Instructor Reflection – To a Rapper’s Delight: An In Depth Look at the Construction of A Musical Collaboration (5.1)

by Sue Ann Cairns

As an English professor who has taught literature and composition for over three decades, I have an abiding interest in multiple literacies, including performance literacy, but my enthusiasm about technological literacy is not supported by a comfortable knowledge base. I am eager to learn, however, and I was fortunate enough to have two dynamic rappers in my third year Children’s Literature course at Kwantlen Polytechnic University in British Columbia who helped me and members of our class get inside the texts we were studying in fresh, creative ways: through original rap interpretations of the classic and contemporary texts we were studying. After I returned from a 4 Cs conference with new ideas about multimodal composition in March 2013, I decided to encourage Calvin Tiu and Hanrick Kumar to draw on their passion for rap music in their final paper/project. As I teach in a relatively traditional department, this customized multimodal project that would blend music, video, and, of course, writing, was a new learning venture for me.

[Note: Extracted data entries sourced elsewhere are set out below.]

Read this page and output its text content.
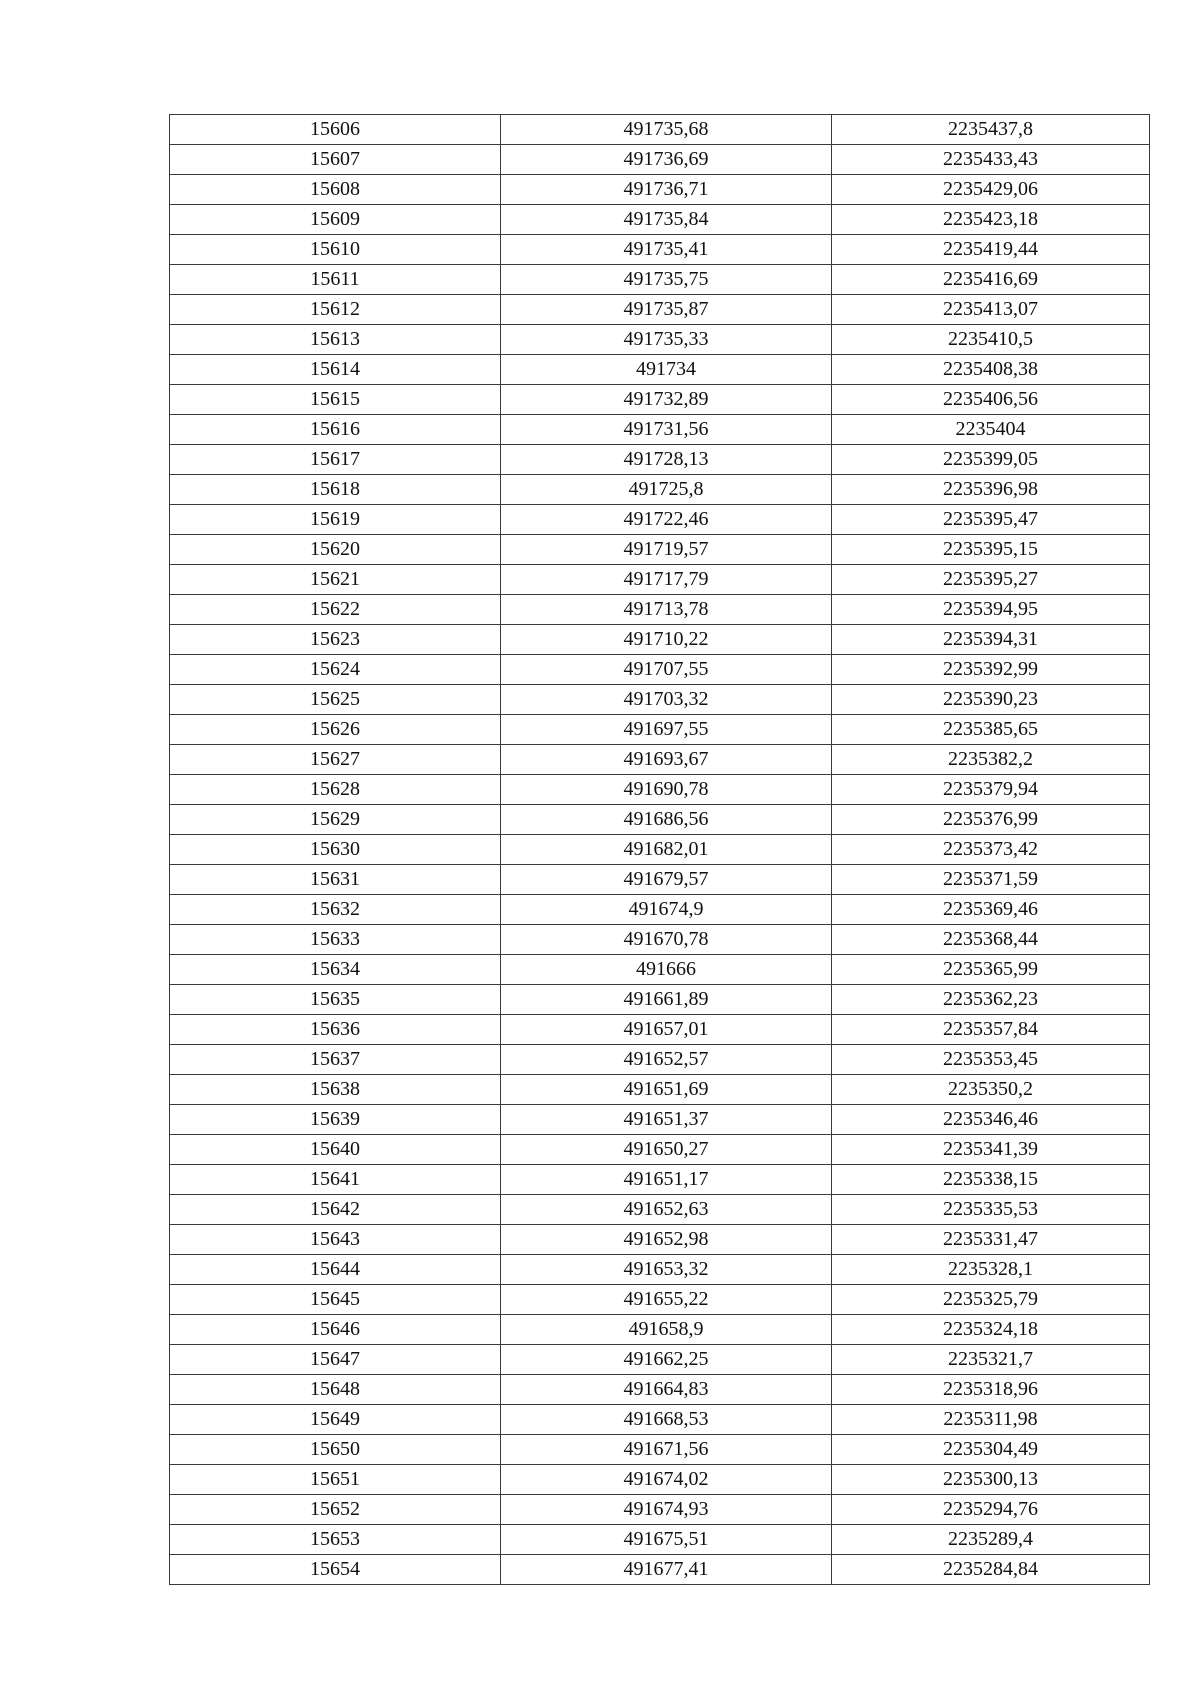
15606	491735,68	2235437,8
15607	491736,69	2235433,43
15608	491736,71	2235429,06
15609	491735,84	2235423,18
15610	491735,41	2235419,44
15611	491735,75	2235416,69
15612	491735,87	2235413,07
15613	491735,33	2235410,5
15614	491734	2235408,38
15615	491732,89	2235406,56
15616	491731,56	2235404
15617	491728,13	2235399,05
15618	491725,8	2235396,98
15619	491722,46	2235395,47
15620	491719,57	2235395,15
15621	491717,79	2235395,27
15622	491713,78	2235394,95
15623	491710,22	2235394,31
15624	491707,55	2235392,99
15625	491703,32	2235390,23
15626	491697,55	2235385,65
15627	491693,67	2235382,2
15628	491690,78	2235379,94
15629	491686,56	2235376,99
15630	491682,01	2235373,42
15631	491679,57	2235371,59
15632	491674,9	2235369,46
15633	491670,78	2235368,44
15634	491666	2235365,99
15635	491661,89	2235362,23
15636	491657,01	2235357,84
15637	491652,57	2235353,45
15638	491651,69	2235350,2
15639	491651,37	2235346,46
15640	491650,27	2235341,39
15641	491651,17	2235338,15
15642	491652,63	2235335,53
15643	491652,98	2235331,47
15644	491653,32	2235328,1
15645	491655,22	2235325,79
15646	491658,9	2235324,18
15647	491662,25	2235321,7
15648	491664,83	2235318,96
15649	491668,53	2235311,98
15650	491671,56	2235304,49
15651	491674,02	2235300,13
15652	491674,93	2235294,76
15653	491675,51	2235289,4
15654	491677,41	2235284,84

Calvin Tiu and Hanrick Kumar (a.k.a. Kalvonix and Big Love) wrote and performed original rap songs that re-interpreted the children’s classics we were studying: Alice in Wonderland, Peter Pan, The Giving Tree and Charlotte’s Web, as well as well contemporary Young Adult novels What I Saw and How I Lied, and the Canadian YA novels Skim and Tweaked , a novel about drug addiction set in our city of Vancouver. Calvin and Rick still needed to write an essay reflecting on their creative, collaborative process, but they went even further in their project, adding a song that advertises the joys of multimodal creativity at the beginning of their CD, and co-creating a short video based on their rap re-telling of the novel Tweaked by Katherine Holubitsky. Cal and Rick used a multidisciplinary approach that was both playful and serious, even poignant in places, weaving in intertextuality and academic research as well as personal reader response. The multidisciplinary approach that Cal and Rick used , drawing on technological tools that I appreciate but do not teach, allowed them to accomplish a major aim of the course, connecting cognitive insights into our texts with personal, affective reader response.

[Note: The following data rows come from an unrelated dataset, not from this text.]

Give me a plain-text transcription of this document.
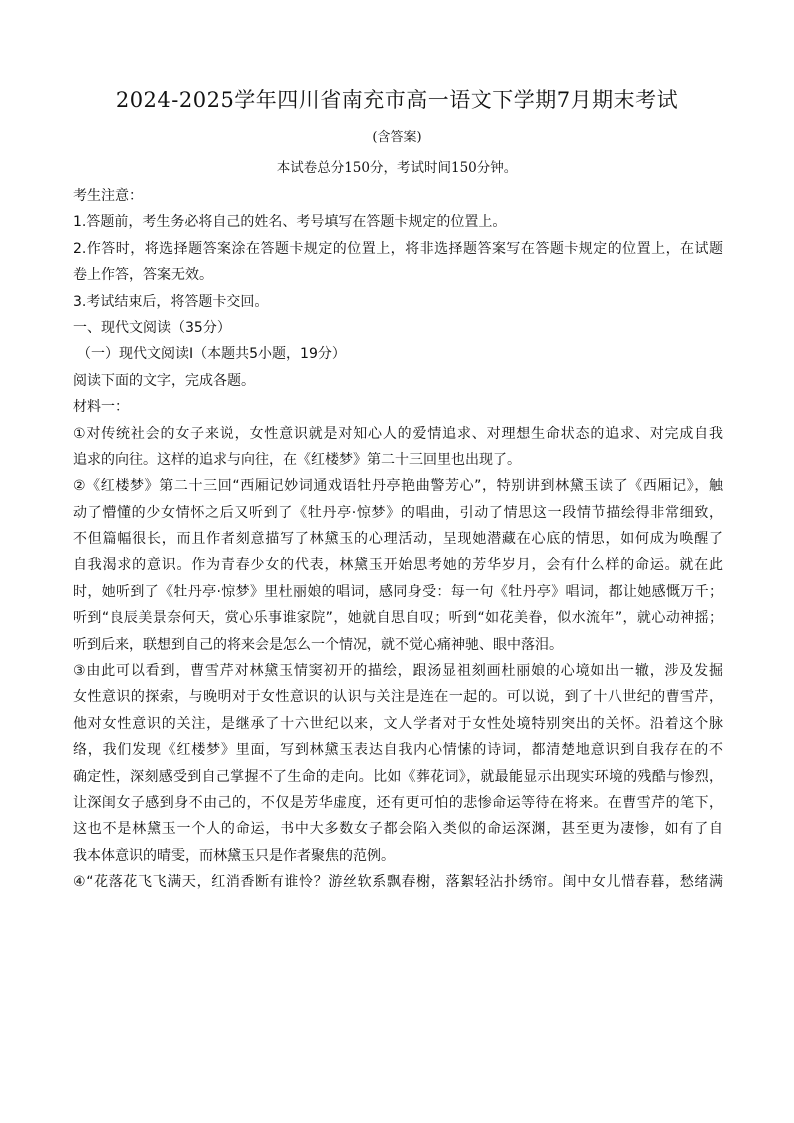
2024-2025学年四川省南充市高一语文下学期7月期末考试
(含答案)
本试卷总分150分，考试时间150分钟。
考生注意：
1.答题前，考生务必将自己的姓名、考号填写在答题卡规定的位置上。
2.作答时，将选择题答案涂在答题卡规定的位置上，将非选择题答案写在答题卡规定的位置上，在试题
卷上作答，答案无效。
3.考试结束后，将答题卡交回。
一、现代文阅读（35分）
（一）现代文阅读Ⅰ（本题共5小题，19分）
阅读下面的文字，完成各题。
材料一：
①对传统社会的女子来说，女性意识就是对知心人的爱情追求、对理想生命状态的追求、对完成自我
追求的向往。这样的追求与向往，在《红楼梦》第二十三回里也出现了。
②《红楼梦》第二十三回“西厢记妙词通戏语牡丹亭艳曲警芳心”，特别讲到林黛玉读了《西厢记》，触
动了懵懂的少女情怀之后又听到了《牡丹亭·惊梦》的唱曲，引动了情思这一段情节描绘得非常细致，
不但篇幅很长，而且作者刻意描写了林黛玉的心理活动，呈现她潜藏在心底的情思，如何成为唤醒了
自我渴求的意识。作为青春少女的代表，林黛玉开始思考她的芳华岁月，会有什么样的命运。就在此
时，她听到了《牡丹亭·惊梦》里杜丽娘的唱词，感同身受：每一句《牡丹亭》唱词，都让她感慨万千；
听到“良辰美景奈何天，赏心乐事谁家院”，她就自思自叹；听到“如花美眷，似水流年”，就心动神摇；
听到后来，联想到自己的将来会是怎么一个情况，就不觉心痛神驰、眼中落泪。
③由此可以看到，曹雪芹对林黛玉情窦初开的描绘，跟汤显祖刻画杜丽娘的心境如出一辙，涉及发掘
女性意识的探索，与晚明对于女性意识的认识与关注是连在一起的。可以说，到了十八世纪的曹雪芹，
他对女性意识的关注，是继承了十六世纪以来，文人学者对于女性处境特别突出的关怀。沿着这个脉
络，我们发现《红楼梦》里面，写到林黛玉表达自我内心情愫的诗词，都清楚地意识到自我存在的不
确定性，深刻感受到自己掌握不了生命的走向。比如《葬花词》，就最能显示出现实环境的残酷与惨烈，
让深闺女子感到身不由己的，不仅是芳华虚度，还有更可怕的悲惨命运等待在将来。在曹雪芹的笔下，
这也不是林黛玉一个人的命运，书中大多数女子都会陷入类似的命运深渊，甚至更为凄惨，如有了自
我本体意识的晴雯，而林黛玉只是作者聚焦的范例。
④“花落花飞飞满天，红消香断有谁怜？游丝软系飘春榭，落絮轻沾扑绣帘。闺中女儿惜春暮，愁绪满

I might mention, in passing, that I was especially pleased by the quality of Cal and Rick’s creative collaboration for personal reasons. On our multi-campus, multicultural university, the majority of students are the first generation of their families to attend university, and most work many hours a week, so they often do not have the time to undertake ambitious creative endeavors that stretch their capabilities. Calvin is from a Filipino-Canadian family, and Hanrick is from a Fijian background. You may notice also that while Cal (a.k.a Kalvonix) has the swaggering persona of a stereotypical rapper, he does not swagger literally. As a boy growing up with cerebral palsy, he was often the target of bullies—but, encouraged by a high school teacher, he found his voice, and his ability—or one of his abilities–in a seemingly unlikely identification with rappers from U.S. ghettoes.

The Instructor’s Metacognitive Postscript

The tools of the new media may be exciting and potentially daunting for professors who have taught, and been trained in traditional forms of academic discourse. However, pretending that our students will be asked in their future work to produce twelve pages of sober documented text without sound or visuals, does not, in my view, serve them well. In traditional Humanities departments, many of us may shrink from encouraging the use of these multimedia tools, because we may not be comfortable exposing so much of what we not know, and especially because we are unsure how to assess these projects.

However, intergenerational, inter-collegial, and interdepartmental collaborations may open us all to new potentialities of creative collaboration.